Kilka niedużych historii
Kilka niedużych historii, Katarzyna Wasilkowska, il. Joanna Rusinek, Wydawnictwo Adamada 2021.
Katarzyna Wasilkowska zasnuła mi ostatnio czytelniczy horyzont. Zasnuła pięknie i szczelnie, bo jej twórczość to dla mnie kwintesencja dobrej, polskiej literatury. W samotności podczytuję od kilkunastu dni "Świat Mundka". Z braku czasu dość ślamazarnie, ale tylko z braku czasu. Z Najmłodszą dzielimy się zaś wrażeniami po lekturze "Kilku niedużych historii", bo nareszcie czyta sama.
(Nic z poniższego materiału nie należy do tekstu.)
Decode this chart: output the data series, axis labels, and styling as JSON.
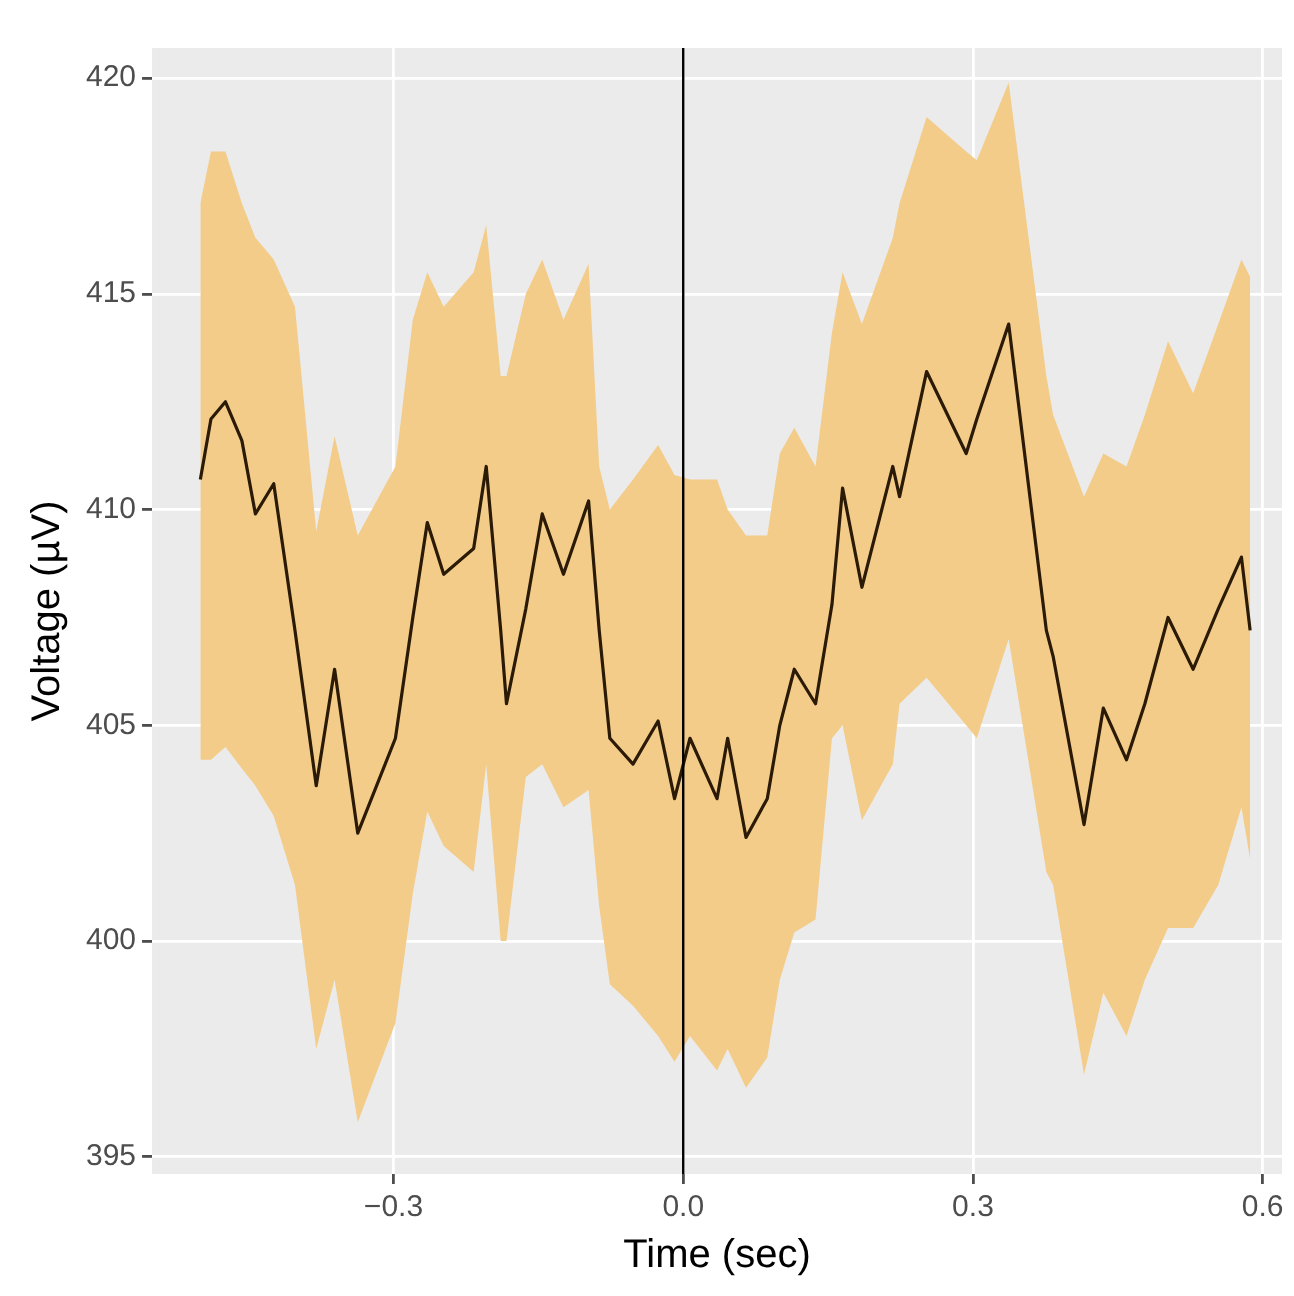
{
  "chart_data": {
    "type": "line",
    "xlabel": "Time (sec)",
    "ylabel": "Voltage (µV)",
    "xlim": [
      -0.55,
      0.62
    ],
    "ylim": [
      394.6,
      420.7
    ],
    "xticks": [
      {
        "value": -0.3,
        "label": "−0.3"
      },
      {
        "value": 0,
        "label": "0.0"
      },
      0.3,
      0.6
    ],
    "yticks": [
      395,
      400,
      405,
      410,
      415,
      420
    ],
    "grid": true,
    "legend": false,
    "marker": "none",
    "line_style": "solid",
    "ref_lines": [
      {
        "axis": "x",
        "value": 0,
        "color": "#000000"
      }
    ],
    "series": [
      {
        "color": "#2b1a05",
        "x": [
          -0.5,
          -0.489,
          -0.474,
          -0.457,
          -0.443,
          -0.424,
          -0.402,
          -0.38,
          -0.361,
          -0.337,
          -0.298,
          -0.28,
          -0.265,
          -0.248,
          -0.217,
          -0.204,
          -0.189,
          -0.183,
          -0.163,
          -0.146,
          -0.124,
          -0.098,
          -0.087,
          -0.076,
          -0.052,
          -0.026,
          -0.009,
          0.007,
          0.035,
          0.046,
          0.065,
          0.087,
          0.1,
          0.115,
          0.137,
          0.154,
          0.165,
          0.185,
          0.217,
          0.224,
          0.252,
          0.293,
          0.304,
          0.337,
          0.376,
          0.383,
          0.415,
          0.435,
          0.459,
          0.478,
          0.502,
          0.528,
          0.554,
          0.578,
          0.587
        ],
        "values": [
          410.7,
          412.1,
          412.5,
          411.6,
          409.9,
          410.6,
          407.2,
          403.6,
          406.3,
          402.5,
          404.7,
          407.5,
          409.7,
          408.5,
          409.1,
          411.0,
          407.2,
          405.5,
          407.7,
          409.9,
          408.5,
          410.2,
          407.2,
          404.7,
          404.1,
          405.1,
          403.3,
          404.7,
          403.3,
          404.7,
          402.4,
          403.3,
          405.0,
          406.3,
          405.5,
          407.8,
          410.5,
          408.2,
          411.0,
          410.3,
          413.2,
          411.3,
          412.1,
          414.3,
          407.2,
          406.6,
          402.7,
          405.4,
          404.2,
          405.5,
          407.5,
          406.3,
          407.7,
          408.9,
          407.2
        ],
        "upper": [
          417.1,
          418.3,
          418.3,
          417.1,
          416.3,
          415.8,
          414.7,
          409.5,
          411.7,
          409.4,
          411.0,
          414.4,
          415.5,
          414.7,
          415.5,
          416.6,
          413.1,
          413.1,
          415.0,
          415.8,
          414.4,
          415.7,
          411.0,
          410.0,
          410.7,
          411.5,
          410.8,
          410.7,
          410.7,
          410.0,
          409.4,
          409.4,
          411.3,
          411.9,
          411.0,
          414.1,
          415.5,
          414.3,
          416.3,
          417.1,
          419.1,
          418.3,
          418.1,
          419.9,
          413.1,
          412.2,
          410.3,
          411.3,
          411.0,
          412.2,
          413.9,
          412.7,
          414.3,
          415.8,
          415.4
        ],
        "lower": [
          404.2,
          404.2,
          404.5,
          404.0,
          403.6,
          402.9,
          401.3,
          397.5,
          399.1,
          395.8,
          398.1,
          401.1,
          403.0,
          402.2,
          401.6,
          404.1,
          400.0,
          400.0,
          403.8,
          404.1,
          403.1,
          403.5,
          400.8,
          399.0,
          398.5,
          397.8,
          397.2,
          397.8,
          397.0,
          397.5,
          396.6,
          397.3,
          399.1,
          400.2,
          400.5,
          404.7,
          405.0,
          402.8,
          404.1,
          405.5,
          406.1,
          405.0,
          404.7,
          407.0,
          401.6,
          401.3,
          396.9,
          398.8,
          397.8,
          399.1,
          400.3,
          400.3,
          401.3,
          403.1,
          401.9
        ]
      }
    ]
  }
}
Książki Wasilkowskiej mają w sobie to coś, co je wyróżnia. Odnoszę wrażenie, że styl autorki umiałabym rozpoznać już po krótkim fragmencie tekstu. To przede wszystkim głos społeczny: taki nasz, rodzimy, swojski, przesycony podwórkiem, relacjami rodzinnymi, małymi problemami i dużymi dramatami. Ale też charakterystyczny styl, który zawsze przypomina mi polskie peerelowskie przygodówki, na których sama się wychowałam. Bardzo staranny, dbający o rzetelność opisu i dopracowanie dialogu, czasem może kosztem swobody i charakterystycznej dla współczesnej literatury nonszalancji.
"Kilka niedużych historii" to skok na głęboką wodę książki problemowej dla przedszkolaków i młodszych szkolniaków. Na szczęście bez wyraźnego stawiania tez i szukania argumentów, bez terapeutycznych wtrętów i celowego moralizatorstwa. O tym co kryje się pod skórką tych ośmiu opowiadań, można się dowiedzieć dopiero po ich przeczytaniu, bo same tytuły mówią naprawdę niewiele. Pierwsze skrzypce grają tu emocje bohaterów, ale i nas czytelników, bo ścisk gardła po przeczytaniu "O najlepszej przyjaciółce Romki" pozostanie ze mną jeszcze na długo. Wasilkowska bierze na warsztat sytuacje prawdziwe (obojętność wobec uczuć innych, zabieganie o względy starszego rodzeństwa, naukę samodzielności) i bardzo głęboko rozdrapuje wszystko co się za nimi kryje. Na baczność postawiło mnie bardzo metaforyczne opowiadanie o Mamie, która chciała być mamą i o zapomnianym dziecku. Nie, to nie jest wbrew pozorom historia o bezdzietności, raczej o spotykaniu się w pół drogi. Śmiała i delikatna. Cieszę się, że wydawca miał odwagę umieścić ją w tak niedużym zbiorku.
Za ilustracje i projekt graficzny książki odpowiada Joanna Rusinek. To ona, na pierwszej stronie okładki, ten literacki mikrokosmos zamyka w całość: całkiem nietypowo spotykają się na niej bohaterowie kilku opowiadań.